Su enfoque fue revolucionario: aunque se había formado académicamente –estudió en la Academia de Brera en Milán–, Boggiani se reinventó en el terreno como fotógrafo-etnógrafo. No se limitó a observar: vivió entre los pueblos, aprendió sus lenguas, compartió sus costumbres y buscó un encuentro genuino con el otro.

Borja Cordeu, del equipo del museo, destaca cuán actual resulta su obra: “Muchas de sus fotos, incluso las de paisajes, podrían confundirse con obras contemporáneas por la forma en que retrata a sus sujetos. Tenía una mirada muy adelantada a su tiempo”.

Joven pintada, Nabilécche. Impresión sobre papel a partir de placa de 18 x 13 cm. Fotografía de Guido Boggiani.

A pesar de los obstáculos —que terminaron en una muerte trágica—, el fotógrafo logró ganarse inicialmente la confianza de algunas personas de las comunidades que retrató. Algunos incluso posaron para él, usando ornamentos que indicaban su rango dentro de la tribu.

Pero no todos confiaban en ese hombre extraño que traía consigo una tecnología desconocida. Tanto es así que en 1901 fue asesinado.

Algunas muertes ocurridas en la aldea fueron atribuidas a un supuesto poder maléfico de las fotos tomadas por el extranjero. Su cámara, vista con recelo, se convirtió en símbolo de una fuerza misteriosa y peligrosa.

“Para entender el contexto, hay que pensar que en esa época la fotografía requería sustancias químicas, incluso tóxicas, que a veces provocaban pequeñas explosiones, lo cual naturalmente podía generar miedo”, explica Borja.

La creencia de que la imagen podía robar el alma o atraer desgracias resultó fatal para Boggiani, víctima del malentendido y del miedo que muchas veces acompañan el encuentro entre culturas.

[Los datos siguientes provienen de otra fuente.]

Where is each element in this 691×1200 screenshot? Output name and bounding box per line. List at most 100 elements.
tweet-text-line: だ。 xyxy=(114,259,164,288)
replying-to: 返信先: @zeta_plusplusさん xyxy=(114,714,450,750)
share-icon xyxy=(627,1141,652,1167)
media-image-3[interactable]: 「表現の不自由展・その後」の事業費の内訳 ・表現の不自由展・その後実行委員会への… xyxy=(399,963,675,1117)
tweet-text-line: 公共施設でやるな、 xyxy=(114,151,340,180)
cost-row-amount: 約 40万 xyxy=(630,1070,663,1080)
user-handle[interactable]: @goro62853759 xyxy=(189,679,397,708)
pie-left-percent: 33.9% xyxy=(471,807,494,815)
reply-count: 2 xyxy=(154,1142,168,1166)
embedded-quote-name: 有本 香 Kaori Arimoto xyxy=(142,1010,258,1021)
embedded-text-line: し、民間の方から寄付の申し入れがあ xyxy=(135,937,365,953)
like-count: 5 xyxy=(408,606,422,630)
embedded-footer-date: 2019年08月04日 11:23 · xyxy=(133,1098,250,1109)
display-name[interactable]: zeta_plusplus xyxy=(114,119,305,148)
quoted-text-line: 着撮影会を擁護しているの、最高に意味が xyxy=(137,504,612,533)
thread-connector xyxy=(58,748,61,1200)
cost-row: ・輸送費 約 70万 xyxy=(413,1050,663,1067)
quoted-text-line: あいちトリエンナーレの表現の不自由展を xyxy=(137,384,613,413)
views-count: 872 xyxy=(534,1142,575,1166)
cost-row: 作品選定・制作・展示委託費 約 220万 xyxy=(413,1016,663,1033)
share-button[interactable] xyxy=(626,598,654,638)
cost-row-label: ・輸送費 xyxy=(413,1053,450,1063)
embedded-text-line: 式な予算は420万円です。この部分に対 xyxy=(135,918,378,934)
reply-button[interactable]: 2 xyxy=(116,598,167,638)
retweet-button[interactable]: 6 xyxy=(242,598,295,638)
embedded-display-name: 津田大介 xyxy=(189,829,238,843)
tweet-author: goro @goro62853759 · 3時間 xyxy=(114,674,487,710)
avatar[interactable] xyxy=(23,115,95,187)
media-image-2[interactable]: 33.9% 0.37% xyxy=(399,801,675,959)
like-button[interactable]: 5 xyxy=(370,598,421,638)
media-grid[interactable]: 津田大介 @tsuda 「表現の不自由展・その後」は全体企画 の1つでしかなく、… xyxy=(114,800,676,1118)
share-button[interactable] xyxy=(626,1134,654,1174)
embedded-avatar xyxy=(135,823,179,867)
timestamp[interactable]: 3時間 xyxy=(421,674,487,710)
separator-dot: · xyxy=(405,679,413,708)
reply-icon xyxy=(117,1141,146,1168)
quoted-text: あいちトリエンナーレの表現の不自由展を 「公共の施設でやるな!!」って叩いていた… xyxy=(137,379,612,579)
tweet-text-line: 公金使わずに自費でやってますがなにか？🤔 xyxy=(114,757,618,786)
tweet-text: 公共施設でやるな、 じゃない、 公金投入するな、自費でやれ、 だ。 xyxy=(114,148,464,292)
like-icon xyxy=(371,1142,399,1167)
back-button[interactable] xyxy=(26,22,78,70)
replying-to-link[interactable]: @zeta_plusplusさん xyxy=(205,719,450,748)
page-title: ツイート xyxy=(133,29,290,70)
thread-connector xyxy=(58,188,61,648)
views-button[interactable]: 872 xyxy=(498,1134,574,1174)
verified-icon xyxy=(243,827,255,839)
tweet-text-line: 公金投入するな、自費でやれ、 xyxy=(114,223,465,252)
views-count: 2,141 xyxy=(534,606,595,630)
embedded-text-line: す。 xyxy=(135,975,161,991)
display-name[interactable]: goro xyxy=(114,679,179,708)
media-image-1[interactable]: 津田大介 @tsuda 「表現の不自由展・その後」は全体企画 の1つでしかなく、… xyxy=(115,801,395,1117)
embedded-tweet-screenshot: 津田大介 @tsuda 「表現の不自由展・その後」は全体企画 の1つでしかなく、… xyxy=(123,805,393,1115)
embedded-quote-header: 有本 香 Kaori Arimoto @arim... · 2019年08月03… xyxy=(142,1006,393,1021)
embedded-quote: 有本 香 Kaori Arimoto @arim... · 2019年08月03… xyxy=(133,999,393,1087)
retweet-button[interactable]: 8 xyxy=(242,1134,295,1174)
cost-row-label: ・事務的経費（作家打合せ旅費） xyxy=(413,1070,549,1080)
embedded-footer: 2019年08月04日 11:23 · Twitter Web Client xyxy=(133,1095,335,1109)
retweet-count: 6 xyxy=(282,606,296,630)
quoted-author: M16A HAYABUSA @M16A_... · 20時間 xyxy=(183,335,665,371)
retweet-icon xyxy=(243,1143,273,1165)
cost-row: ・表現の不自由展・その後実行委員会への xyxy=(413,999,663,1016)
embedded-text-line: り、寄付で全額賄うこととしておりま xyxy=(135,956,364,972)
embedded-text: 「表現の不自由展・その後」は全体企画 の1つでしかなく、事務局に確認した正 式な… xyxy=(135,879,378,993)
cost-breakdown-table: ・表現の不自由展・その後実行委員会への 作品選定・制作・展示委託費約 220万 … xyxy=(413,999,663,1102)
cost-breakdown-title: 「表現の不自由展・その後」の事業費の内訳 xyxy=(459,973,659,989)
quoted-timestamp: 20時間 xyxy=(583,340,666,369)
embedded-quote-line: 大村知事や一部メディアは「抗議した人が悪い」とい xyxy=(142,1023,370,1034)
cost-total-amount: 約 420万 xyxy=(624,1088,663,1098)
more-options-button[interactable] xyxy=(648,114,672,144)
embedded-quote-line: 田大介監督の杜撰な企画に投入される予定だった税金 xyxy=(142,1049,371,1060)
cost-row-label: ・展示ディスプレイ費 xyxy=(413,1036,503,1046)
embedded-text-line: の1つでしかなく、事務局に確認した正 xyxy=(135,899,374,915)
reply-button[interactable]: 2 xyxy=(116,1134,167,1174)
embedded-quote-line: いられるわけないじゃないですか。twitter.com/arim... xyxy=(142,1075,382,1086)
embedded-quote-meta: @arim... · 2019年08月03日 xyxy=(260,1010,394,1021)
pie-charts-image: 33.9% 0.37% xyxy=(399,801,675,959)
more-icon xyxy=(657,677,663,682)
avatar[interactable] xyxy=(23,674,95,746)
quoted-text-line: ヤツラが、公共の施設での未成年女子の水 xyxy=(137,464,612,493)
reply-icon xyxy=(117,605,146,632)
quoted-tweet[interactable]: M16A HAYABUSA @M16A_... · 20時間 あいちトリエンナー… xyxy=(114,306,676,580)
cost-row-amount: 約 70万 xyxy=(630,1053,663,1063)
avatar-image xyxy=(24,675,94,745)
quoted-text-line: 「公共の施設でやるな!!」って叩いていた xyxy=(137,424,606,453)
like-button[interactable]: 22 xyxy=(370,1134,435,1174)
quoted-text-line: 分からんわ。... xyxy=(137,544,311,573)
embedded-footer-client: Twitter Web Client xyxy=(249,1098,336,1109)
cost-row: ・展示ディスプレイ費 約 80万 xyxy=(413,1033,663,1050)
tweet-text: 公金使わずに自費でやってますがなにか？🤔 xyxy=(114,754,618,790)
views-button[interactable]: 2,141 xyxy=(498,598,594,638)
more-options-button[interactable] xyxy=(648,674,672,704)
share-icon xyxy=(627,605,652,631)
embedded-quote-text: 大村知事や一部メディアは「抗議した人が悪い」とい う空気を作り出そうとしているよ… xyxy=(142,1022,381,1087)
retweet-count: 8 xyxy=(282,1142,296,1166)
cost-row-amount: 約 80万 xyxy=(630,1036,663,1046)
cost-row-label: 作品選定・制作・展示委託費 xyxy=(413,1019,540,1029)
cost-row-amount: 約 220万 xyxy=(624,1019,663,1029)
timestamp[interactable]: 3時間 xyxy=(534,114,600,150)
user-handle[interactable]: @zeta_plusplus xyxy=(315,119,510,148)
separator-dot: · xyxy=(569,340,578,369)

Al perder contacto con él, la Sociedad Italiana de Asunción, la ciudad más cercana, organizó una expedición para buscarlo. Descubrieron que el fotógrafo y su asistente, Félix Gavilán, habían sido decapitados. Hallaron los cuerpos y sus pertenencias, incluso se identificó al presunto asesino, pero nunca se esclareció del todo qué ocurrió.

Su archivo, que se creía perdido, fue recuperado y devuelto a la luz gracias al trabajo apasionado de los fotógrafos checos Pavel Frič e Ivonna Fričová. Siguiendo la pista de una historia familiar vinculada a Sudamérica, lograron devolverle al continente un patrimonio visual de inmenso valor humano y cultural.

Los negativos estaban enterrados pero perfectamente conservados, y se encontraban dispersos en distintos campamentos del territorio argentino, brasileño y paraguayo.

La muestra actual no es solo un homenaje a Boggiani: es una reflexión sobre el encuentro entre culturas, los prejuicios frente a lo desconocido y la importancia de una mirada que no juzga, sino que busca, aunque corra el riesgo de no ser recibida. Y nos recuerda que cada fotografía, incluso la más antigua, encierra un encuentro.